(154d) Proteome Analysis for Biphasic Growth Pattern in a Co-Metabolic Mixture of Phenol, Sodium Glutamate, and 4-Chlorophenol

In previous research on biodegradation by Pseudomonas putida ATCC 49451 in a ternary co-metabolic system containing two growth substrates, phenol, sodium glutamate (SG) and a non-growth substrate, 4-chlorophenol (4-CP), a new cell growth pattern with two exponential phases separated by an intermediate lag phase was observed at certain unique concentrations of the substrates. It was found that cells preferentially utilized phenol in the first growth phase while SG was mainly utilized in the second growth phase. The results suggested that the presence of 4-CP inhibited the degradation of phenol and SG to different extent due to the disparity of its toxicity to different sets of proteins associated with the different growth substrates.

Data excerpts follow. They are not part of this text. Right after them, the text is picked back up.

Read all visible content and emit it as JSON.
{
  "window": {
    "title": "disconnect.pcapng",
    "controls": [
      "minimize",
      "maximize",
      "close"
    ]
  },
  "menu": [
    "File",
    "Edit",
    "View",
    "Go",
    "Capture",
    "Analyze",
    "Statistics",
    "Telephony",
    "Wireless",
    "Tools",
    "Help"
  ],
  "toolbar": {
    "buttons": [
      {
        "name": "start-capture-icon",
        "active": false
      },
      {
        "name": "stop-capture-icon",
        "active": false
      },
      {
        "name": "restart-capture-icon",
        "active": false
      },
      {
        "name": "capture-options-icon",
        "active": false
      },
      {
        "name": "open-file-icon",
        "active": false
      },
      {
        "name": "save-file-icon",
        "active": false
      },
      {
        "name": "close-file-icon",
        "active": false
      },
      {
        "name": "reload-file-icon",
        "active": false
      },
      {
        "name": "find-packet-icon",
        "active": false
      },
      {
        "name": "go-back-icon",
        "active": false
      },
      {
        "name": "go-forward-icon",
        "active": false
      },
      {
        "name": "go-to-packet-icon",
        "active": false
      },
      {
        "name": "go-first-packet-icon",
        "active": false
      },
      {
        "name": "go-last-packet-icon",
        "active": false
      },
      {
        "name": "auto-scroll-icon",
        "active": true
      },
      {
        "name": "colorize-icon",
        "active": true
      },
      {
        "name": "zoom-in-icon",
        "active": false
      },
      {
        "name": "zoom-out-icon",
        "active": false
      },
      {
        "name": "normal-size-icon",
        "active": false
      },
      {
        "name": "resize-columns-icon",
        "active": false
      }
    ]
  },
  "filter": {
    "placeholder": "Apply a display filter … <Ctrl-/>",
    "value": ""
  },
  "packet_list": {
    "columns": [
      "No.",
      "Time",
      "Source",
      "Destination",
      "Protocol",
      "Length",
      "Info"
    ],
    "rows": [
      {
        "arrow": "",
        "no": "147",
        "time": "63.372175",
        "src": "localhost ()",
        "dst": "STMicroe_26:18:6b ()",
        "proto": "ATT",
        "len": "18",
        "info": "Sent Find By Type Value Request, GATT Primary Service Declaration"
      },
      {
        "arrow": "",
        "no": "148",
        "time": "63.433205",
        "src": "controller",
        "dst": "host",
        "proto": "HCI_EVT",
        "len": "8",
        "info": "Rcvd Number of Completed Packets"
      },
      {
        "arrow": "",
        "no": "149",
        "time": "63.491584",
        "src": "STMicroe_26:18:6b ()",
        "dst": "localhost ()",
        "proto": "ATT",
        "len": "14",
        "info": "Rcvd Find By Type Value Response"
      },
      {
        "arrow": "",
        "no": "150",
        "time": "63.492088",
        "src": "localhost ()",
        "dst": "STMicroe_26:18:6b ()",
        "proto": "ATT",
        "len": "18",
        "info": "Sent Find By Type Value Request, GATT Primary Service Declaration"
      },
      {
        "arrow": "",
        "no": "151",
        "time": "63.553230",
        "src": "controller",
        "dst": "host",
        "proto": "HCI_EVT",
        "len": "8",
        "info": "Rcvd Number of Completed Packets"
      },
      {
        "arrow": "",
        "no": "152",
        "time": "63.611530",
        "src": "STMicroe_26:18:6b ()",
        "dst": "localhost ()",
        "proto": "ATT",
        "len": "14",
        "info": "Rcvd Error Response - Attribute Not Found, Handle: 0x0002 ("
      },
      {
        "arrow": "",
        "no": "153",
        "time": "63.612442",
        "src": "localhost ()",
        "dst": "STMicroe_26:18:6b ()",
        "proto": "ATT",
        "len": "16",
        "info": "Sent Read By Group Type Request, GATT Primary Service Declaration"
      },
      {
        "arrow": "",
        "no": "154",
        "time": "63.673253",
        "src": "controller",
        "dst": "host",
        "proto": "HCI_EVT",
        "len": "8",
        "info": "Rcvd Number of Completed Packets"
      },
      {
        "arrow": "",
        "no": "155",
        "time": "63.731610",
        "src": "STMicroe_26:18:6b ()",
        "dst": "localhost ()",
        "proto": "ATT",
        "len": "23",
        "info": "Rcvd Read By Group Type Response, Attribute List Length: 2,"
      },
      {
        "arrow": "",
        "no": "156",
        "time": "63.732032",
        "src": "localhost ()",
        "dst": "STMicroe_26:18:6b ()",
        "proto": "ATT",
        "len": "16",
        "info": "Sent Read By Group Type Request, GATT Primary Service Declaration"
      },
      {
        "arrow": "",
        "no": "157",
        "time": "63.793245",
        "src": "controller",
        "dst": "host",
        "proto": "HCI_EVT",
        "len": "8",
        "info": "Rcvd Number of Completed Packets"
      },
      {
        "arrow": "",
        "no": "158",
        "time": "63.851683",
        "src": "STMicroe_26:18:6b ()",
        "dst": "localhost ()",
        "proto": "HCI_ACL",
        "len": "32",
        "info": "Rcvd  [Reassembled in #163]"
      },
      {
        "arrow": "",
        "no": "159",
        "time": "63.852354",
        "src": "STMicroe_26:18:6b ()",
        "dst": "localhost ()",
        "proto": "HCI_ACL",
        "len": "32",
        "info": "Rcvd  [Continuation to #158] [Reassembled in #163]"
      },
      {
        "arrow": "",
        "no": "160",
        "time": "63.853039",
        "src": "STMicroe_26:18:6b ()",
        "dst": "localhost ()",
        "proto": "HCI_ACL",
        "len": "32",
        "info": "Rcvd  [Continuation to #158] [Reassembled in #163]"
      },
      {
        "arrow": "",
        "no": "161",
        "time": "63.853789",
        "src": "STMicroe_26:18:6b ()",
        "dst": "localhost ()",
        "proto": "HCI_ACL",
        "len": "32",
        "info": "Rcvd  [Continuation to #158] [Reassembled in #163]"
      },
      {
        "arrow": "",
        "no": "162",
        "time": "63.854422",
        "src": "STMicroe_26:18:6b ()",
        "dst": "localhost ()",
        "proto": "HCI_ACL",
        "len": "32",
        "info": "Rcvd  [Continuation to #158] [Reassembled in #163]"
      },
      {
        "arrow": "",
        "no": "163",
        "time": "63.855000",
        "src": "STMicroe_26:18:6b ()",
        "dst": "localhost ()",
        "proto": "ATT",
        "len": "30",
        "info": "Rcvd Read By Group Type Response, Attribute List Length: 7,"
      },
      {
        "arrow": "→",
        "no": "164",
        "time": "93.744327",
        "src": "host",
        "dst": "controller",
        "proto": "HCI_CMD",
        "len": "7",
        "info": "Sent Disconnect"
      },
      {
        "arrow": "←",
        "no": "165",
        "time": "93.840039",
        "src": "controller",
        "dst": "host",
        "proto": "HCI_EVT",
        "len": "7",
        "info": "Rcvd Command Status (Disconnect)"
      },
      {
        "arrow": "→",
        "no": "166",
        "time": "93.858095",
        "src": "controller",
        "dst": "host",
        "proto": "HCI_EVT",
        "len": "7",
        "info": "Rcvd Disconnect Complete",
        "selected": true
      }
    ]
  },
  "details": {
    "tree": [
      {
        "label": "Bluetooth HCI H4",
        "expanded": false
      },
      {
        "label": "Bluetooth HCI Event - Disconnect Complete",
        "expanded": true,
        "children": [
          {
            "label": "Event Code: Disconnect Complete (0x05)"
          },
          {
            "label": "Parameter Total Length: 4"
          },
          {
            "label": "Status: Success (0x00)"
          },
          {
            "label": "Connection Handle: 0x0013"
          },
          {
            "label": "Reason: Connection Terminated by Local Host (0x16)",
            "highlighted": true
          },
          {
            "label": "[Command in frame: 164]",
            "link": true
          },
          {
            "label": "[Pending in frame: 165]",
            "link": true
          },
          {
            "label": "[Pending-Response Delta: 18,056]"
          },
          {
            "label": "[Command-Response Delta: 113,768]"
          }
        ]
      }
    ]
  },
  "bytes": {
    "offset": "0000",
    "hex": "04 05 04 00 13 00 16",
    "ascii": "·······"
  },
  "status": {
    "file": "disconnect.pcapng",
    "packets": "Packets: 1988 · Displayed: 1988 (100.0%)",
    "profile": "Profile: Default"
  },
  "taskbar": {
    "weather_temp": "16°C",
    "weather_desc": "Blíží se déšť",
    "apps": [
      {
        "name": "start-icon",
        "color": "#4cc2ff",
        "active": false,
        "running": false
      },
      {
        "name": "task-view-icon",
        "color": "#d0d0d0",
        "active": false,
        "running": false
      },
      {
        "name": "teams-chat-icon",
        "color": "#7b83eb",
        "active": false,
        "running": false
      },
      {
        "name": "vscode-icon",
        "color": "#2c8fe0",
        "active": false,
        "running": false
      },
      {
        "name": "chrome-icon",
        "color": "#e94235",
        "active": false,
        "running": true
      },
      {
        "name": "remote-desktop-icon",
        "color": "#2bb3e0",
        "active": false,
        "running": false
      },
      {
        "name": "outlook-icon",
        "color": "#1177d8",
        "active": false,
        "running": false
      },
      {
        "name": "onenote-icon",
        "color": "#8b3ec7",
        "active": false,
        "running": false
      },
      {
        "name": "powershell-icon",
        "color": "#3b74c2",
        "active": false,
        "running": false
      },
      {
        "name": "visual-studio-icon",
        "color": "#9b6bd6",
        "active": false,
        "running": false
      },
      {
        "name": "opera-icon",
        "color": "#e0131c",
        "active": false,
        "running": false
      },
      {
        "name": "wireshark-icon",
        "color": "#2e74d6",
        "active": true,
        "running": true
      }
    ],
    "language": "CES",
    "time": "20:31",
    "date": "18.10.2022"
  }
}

In this research, we used two-dimensional polyacrylamide gel electrophoresis (2-D PAGE) to further study the physiology of P. putida ATCC 49451 in terms of the protein profiles during cell growth under the various culture conditions. The protein profiles of P. putida during growth on phenol, SG, and the mixture of phenol, SG, and 4-CP were examined by 2-D PAGE. Proteins differentially expressed in cells harvested from different exponential growth phases in the biphasic growth pattern were annotated and classified into three groups: phenol degradation associated proteins (Group P), SG degradation associated proteins (Group S), and proteins associated only with degradation of the ternary mixture of phenol, SG, and 4-CP (Group M). In the biphasic ternary system, during the first exponential growth phase, the protein profile was Group P protein dominated; while Group S dominated protein profile was obtained during the second exponential growth phase. This correlates well with the preferential utilization of substrates in previous research. In addition to certain catabolic enzymes, stress response related proteins were also included in the proteins grouped above. All these differentially expressed protein spots were excised from Coomassie blue stained gels, followed by in-gel digestion and MALDI-TOF MS analysis. The MS data were then subjected to appropriate databases using different search engines for protein identification. Directly at the protein level, our results lead to the comprehensive understanding of the biphasic growth pattern, at the same time, demonstrate that cells growing in mixed pollutants undergo significant physiological responses.